Spain's bond market ignores the downgrade
Standard & Poor's downgrade of Spain's long-term credit rating was met with a collective yawn by investors. History shows that the lack of reaction should have been expected.
On Friday, S&P downgraded Spain from AA- to A with a negative outlook, due to the deepening of the eurozone crisis, with S&P noting that the move "reflects our opinion on the impact of deepening political, financial and monetary problems within the euro zone, with which Spain is closely integrated."
I'm sure most investors expected the downgrade of Spain's sovereign debt to cause Spanish debt yields to rise and European stocks in general to fall. Yet, on Tuesday, Spain's Treasury successfully raised 4.9 billion euros ($6.2 billion) from its auction of 12-month and 18-month bonds with yields of just 2.15 percent and 2.49 percent, respectively, the lowest since October 2010. The same bills fetched borrowing costs of 4.09 percent and 4.25 percent in December, and yields have fallen in four straight auctions. And despite the downgrades, both European and U.S. stocks rallied early in the week.
Perhaps S&P's ratings don't matter. Or perhaps the markets believe the eurozone quagmire is fixed. Or perhaps the market had already built worse assumptions into prices. Perhaps the fact that the European Central Bank is now providing three-year loans to member banks at 1 percent, as long as they use the funds to purchase EU debt in the auctions, has successfully addressed the market's concerns about bank liquidity. There's no way to know exactly why the markets rallied. However, there are important lessons for investors.
First, it's totally irrelevant to market prices whether news is good or bad. All that matters is whether the news was better or worse than already expected.

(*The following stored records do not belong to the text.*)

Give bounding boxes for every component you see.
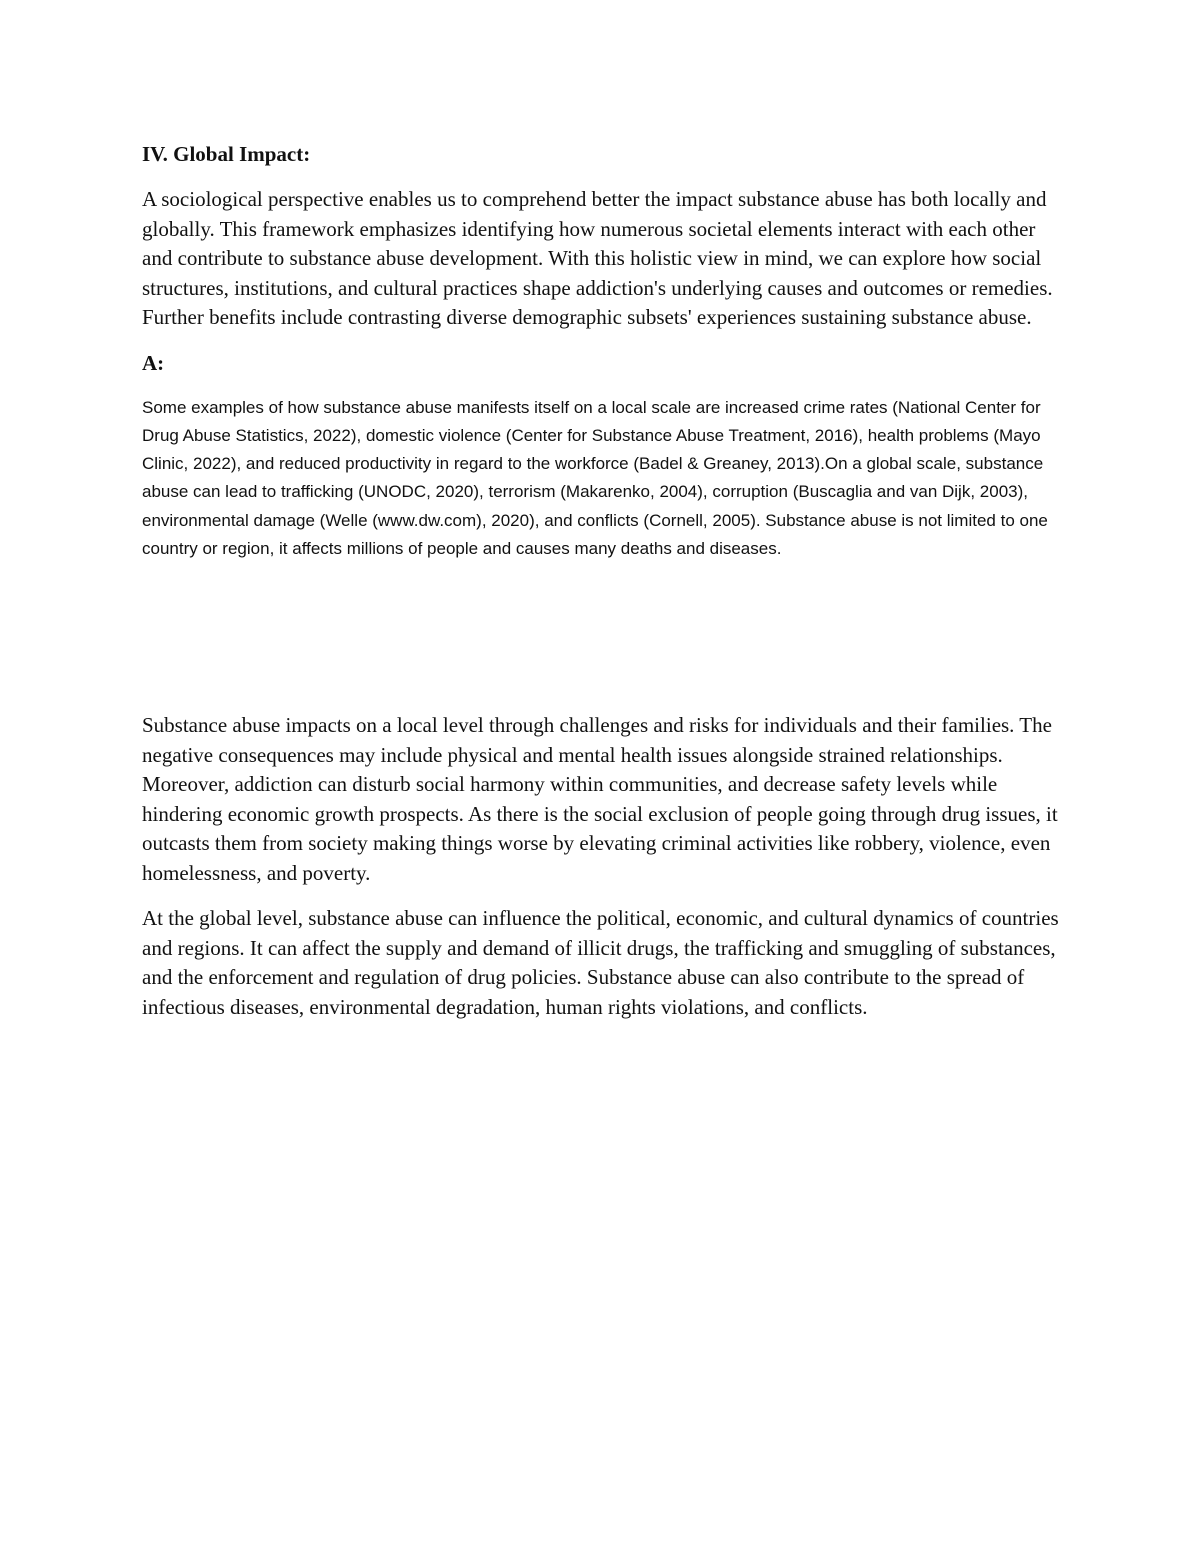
document-body [142,140,1062,1038]
blank-space [142,563,1062,711]
global-impact-paragraph: At the global level, substance abuse can influence the political, economic, and cultural dynamics of countries and regions. It can affect the supply and demand of illicit drugs, the trafficking and smuggling of substances, and the enforcement and regulation of drug policies. Substance abuse can also contribute to the spread of infectious diseases, environmental degradation, human rights violations, and conflicts. [142,906,1059,1019]
answer-paragraph: Some examples of how substance abuse manifests itself on a local scale are increased crime rates (National Center for Drug Abuse Statistics, 2022), domestic violence (Center for Substance Abuse Treatment, 2016), health problems (Mayo Clinic, 2022), and reduced productivity in regard to the workforce (Badel & Greaney, 2013).On a global scale, substance abuse can lead to trafficking (UNODC, 2020), terrorism (Makarenko, 2004), corruption (Buscaglia and van Dijk, 2003), environmental damage (Welle (www.dw.com), 2020), and conflicts (Cornell, 2005). Substance abuse is not limited to one country or region, it affects millions of people and causes many deaths and diseases. [142,397,1048,558]
section-heading: IV. Global Impact: [142,142,311,166]
answer-label: A: [142,350,165,375]
intro-paragraph: A sociological perspective enables us to comprehend better the impact substance abuse has both locally and globally. This framework emphasizes identifying how numerous societal elements interact with each other and contribute to substance abuse development. With this holistic view in mind, we can explore how social structures, institutions, and cultural practices shape addiction's underlying causes and outcomes or remedies. Further benefits include contrasting diverse demographic subsets' experiences sustaining substance abuse. [142,187,1053,329]
local-impact-paragraph: Substance abuse impacts on a local level through challenges and risks for individuals and their families. The negative consequences may include physical and mental health issues alongside strained relationships. Moreover, addiction can disturb social harmony within communities, and decrease safety levels while hindering economic growth prospects. As there is the social exclusion of people going through drug issues, it outcasts them from society making things worse by elevating criminal activities like robbery, violence, even homelessness, and poverty. [142,713,1058,885]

What's expected is already built into current prices.
Second, when the news is bad, investors should anticipate that governments and central banks will address the problem. And the worse the crisis, the more likely they'll act with a sense of urgency, and the scale of the actions will be proportional to the problem. One would think that the Federal Reserve's actions over the past few years would have taught investors that lesson. What we don't know, of course, is whether the actions will be successful.
Investors who panic and sell in reaction to bad news tend to remain in a vicious cycle of allowing fear to cause them to sell low (when expected returns are high), then waiting for the "all clear signal" to buy (when valuations are higher and expected returns are lower). Buying high and selling low isn't a prescription for investment success.
The best way to avoid this problem is to have a well-developed plan and stick to it, rebalancing along the way. Doing so causes you to buy low (after periods of relatively poor performance) and sell high (after periods of relatively strong performance). Buying low and selling high is surely a better strategy than the reverse.